Sand of noises
France – Senlis
Une main qui empoigne la pierre, une pierre de lave ; prise en gros plan, la main s’agrippe à sa gangue rocheuse comme pour l’arracher, en extraire le suc ou la caresser : cette photographie en noir et blanc prise sur les bords de l’Etna en Sicile en dit long sur le travail entrepris par le duo d’artistes Sand of noises composé par Marie Hervé (1996) et Elsa Martinez (1994).
Un travail sur la trace aux allures de voyage, ou plutôt d’errance, puisque les deux artistes se désignent elles-mêmes sous le terme de « photographes errantes ». Une errance archéologique et onirique entamée depuis quelques années dans le bassin méditerranéen au gré d’explorations et de résidences, ayant donné lieu à une collecte d’images issues de photographies prises in situ mais aussi de documents anciens.
Faisant ressurgir et résonner les « bruits » du sable et des pierres ancestrales de cette terre mythologique, comme un archéologue exhumant des tessons de poteries, ces bribes d’images transformées par des processus complexes d’impression, de colorisation…, et mises en scène dans les espaces d’exposition, fonctionnent comme autant de palimpsestes.
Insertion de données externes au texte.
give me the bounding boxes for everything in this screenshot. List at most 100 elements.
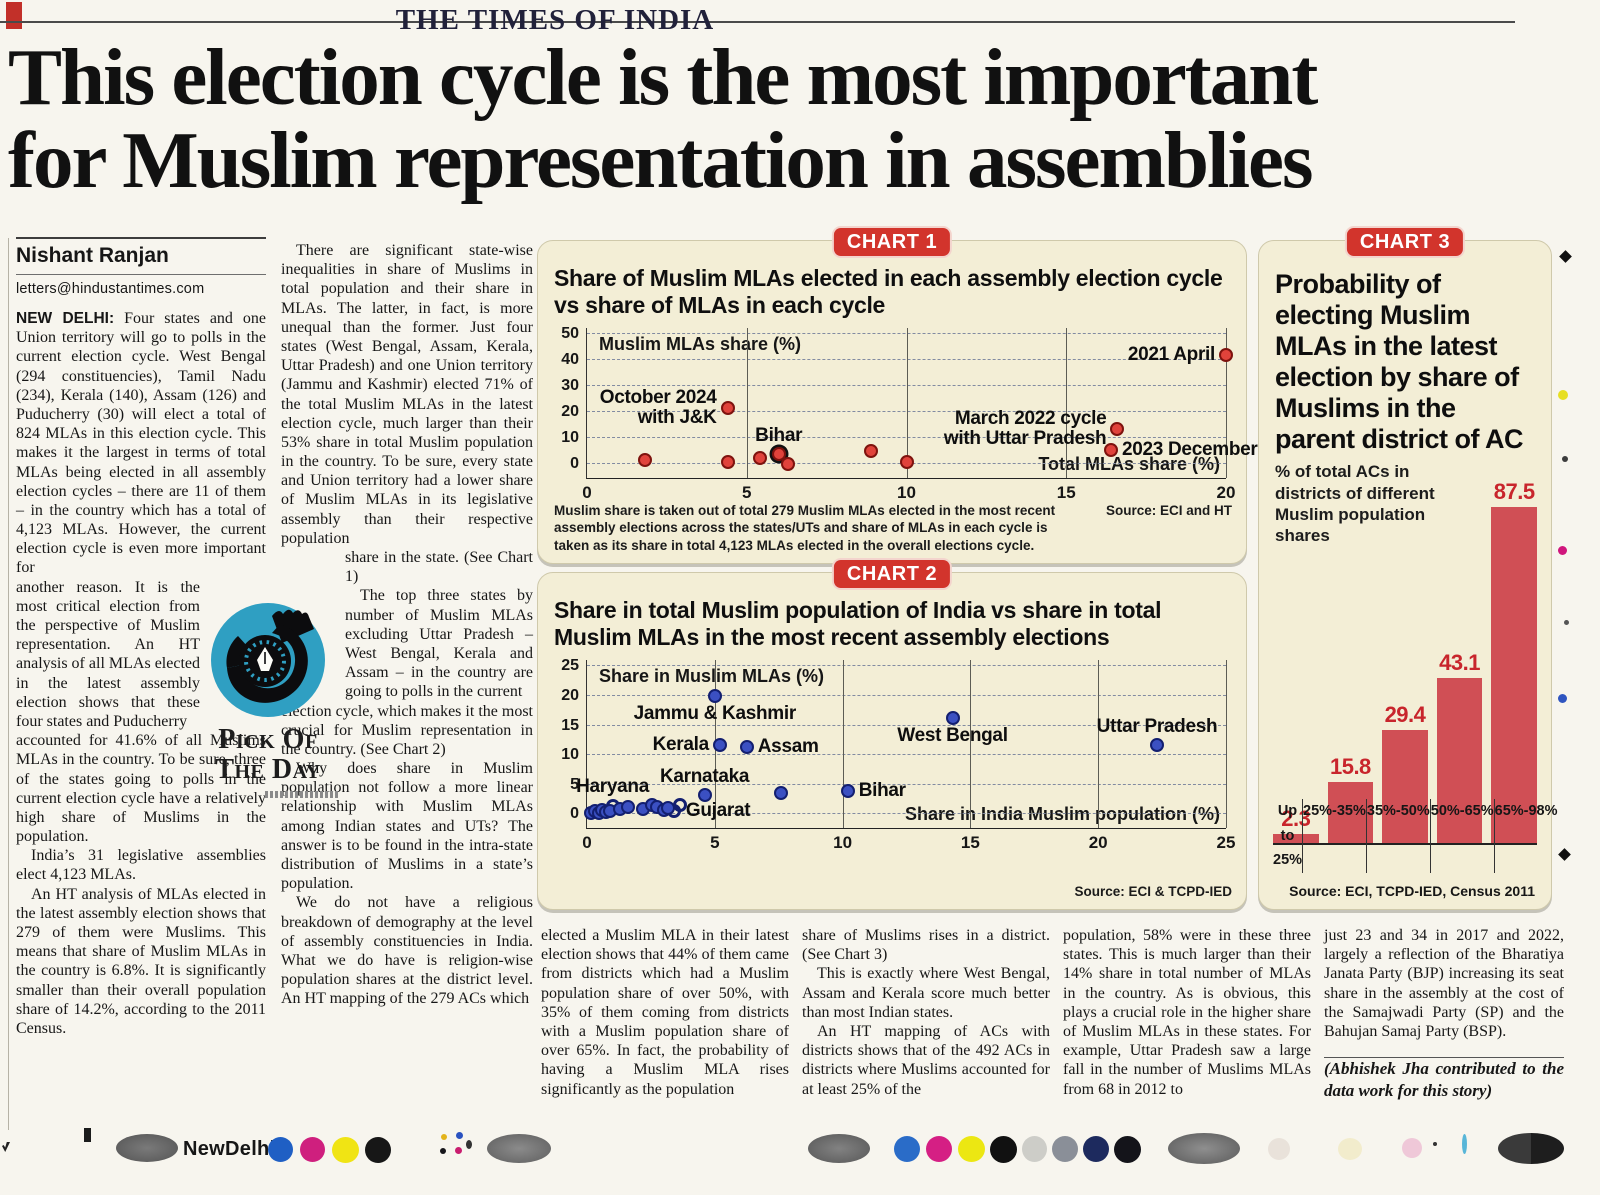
chart1-ylabel: Muslim MLAs share (%) — [599, 334, 802, 355]
v-gridline — [1066, 328, 1068, 479]
x-tick-label: 10 — [897, 483, 916, 503]
chart1-footer: Muslim share is taken out of total 279 M… — [554, 502, 1232, 555]
byline-rule-top — [16, 237, 266, 239]
chart2-footer: Source: ECI & TCPD-IED — [554, 883, 1232, 901]
gray-ellipse-mark — [808, 1134, 870, 1163]
data-point-label: Bihar — [858, 780, 906, 802]
chart3-title: Probability of electing Muslim MLAs in t… — [1275, 269, 1524, 455]
body-text: share in the state. (See Chart 1) — [345, 549, 533, 586]
wrapped-text-block: share in the state. (See Chart 1) The to… — [345, 548, 533, 702]
headline-line1: This election cycle is the most importan… — [8, 32, 1318, 122]
yellow-dot — [332, 1137, 359, 1163]
chart1-panel: CHART 1 Share of Muslim MLAs elected in … — [537, 228, 1258, 564]
chart2-badge: CHART 2 — [833, 560, 951, 588]
data-point — [864, 444, 879, 459]
chart1-xlabel: Total MLAs share (%) — [1038, 454, 1220, 475]
data-point — [899, 454, 914, 469]
chart3-badge: CHART 3 — [1346, 228, 1464, 256]
data-point — [752, 450, 767, 465]
body-text: An HT mapping of ACs with districts show… — [802, 1022, 1050, 1098]
body-text: Why does share in Muslim population not … — [281, 760, 533, 893]
data-point: October 2024 with J&K — [600, 388, 735, 428]
tiny-dot — [440, 1148, 446, 1154]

Ainsi dans Island #1, les photographies d’un rivage rocheux ont été sérigraphiées sur des morceaux de marbre exhumés d’une carrière abandonnée…
Une empreinte chaotique et poétique du temps visible aussi dans Rebuilt-Athènes (impression jet d’encre sur papier de riz) nous donnant à voir les restaurations de fortune opérées sur des chapiteaux antiques. Des chapiteaux que l’on retrouve colorisés, tout comme des statues, dans leur série Monologue pour une pierre (risoprint, 2021).
La photographie errante
Une exploration des « figures de la ruine » et une réappropriation – ou, pour reprendre leurs propres termes, une « [reconstruction] sur une forme déjà existante » – faisant écho à « une exploration des espaces limite ». Des « espaces limite » en tant que frontières délimitant les territoires mais aussi les séquences enchevêtrées de la mémoire oscillant entre le vrai et le faux, les faits historiques et les mythes, la réalité et les fantasmes… C’est ainsi pour ouvrir la porte à cet imaginaire que le jeune duo joue des échelles, de la disproportion et de la fragmentation.
Tandis que Seuil #1 #2 #3 déploie en trois volets le fascinant paysage des « îles fantômes » photographiées de nuit durant une traversée en mer entre le port de Marseille et Ajaccio, sur un rouleau de papier de riz afin de « rendre compte de ce déplacement et de cette vision en mouvement de l’espace », la Notte présente l’image rapprochée et fragmentée en deux d’un morceau de roche photographié de nuit sur le littoral corse.
« Extrait de matière isolé » comme les roches de la série Isola, l’image vise à nous faire perdre nos repères pour nous permettre de laisser libre cours à notre imagination. « …] l’isola est l’île, mais désigne surtout ce geste photographique d’isoler jusqu’à effacer tous repères géographiques, temporels, contextuels. Il arrive souvent que les visiteurs décrivent ces images comme des vues aériennes, ou à l’inverse comme des photographies d’observation au microscope. C’est précisément cette perte d’informations qui crée la possibilité d’inventer continuellement l’image [… ».
STÉPHANIE DULOUT
Marie Hervé, Elsa Martinez – Je me suis approchée d’une pierre, je l’ai écoutée me parler
Fondation Francès / Galerie Françoise
27, rue Saint-Pierre, 60300 Senlis
Jusqu’au 2 septembre
Diplômées de l’Ecole Nationale Supérieure de la Photographie d’Arles, Marie Hervé et Elsa Martinez travaillent en duo depuis 2020. Explorant la matérialité de la photographie et de l’objet imprimé, elles sont co-fondatrices de la maison d’édition MYTO et de l’atelier de risographie UltraViolet (Marseille). Elles ont été lauréates de la bourse Eurazéo en 2020 pour leur projet d’exploration de l’espace méditerranéen « construisant une archive personnelle en constante évolution » entamé à Palerme en 2020.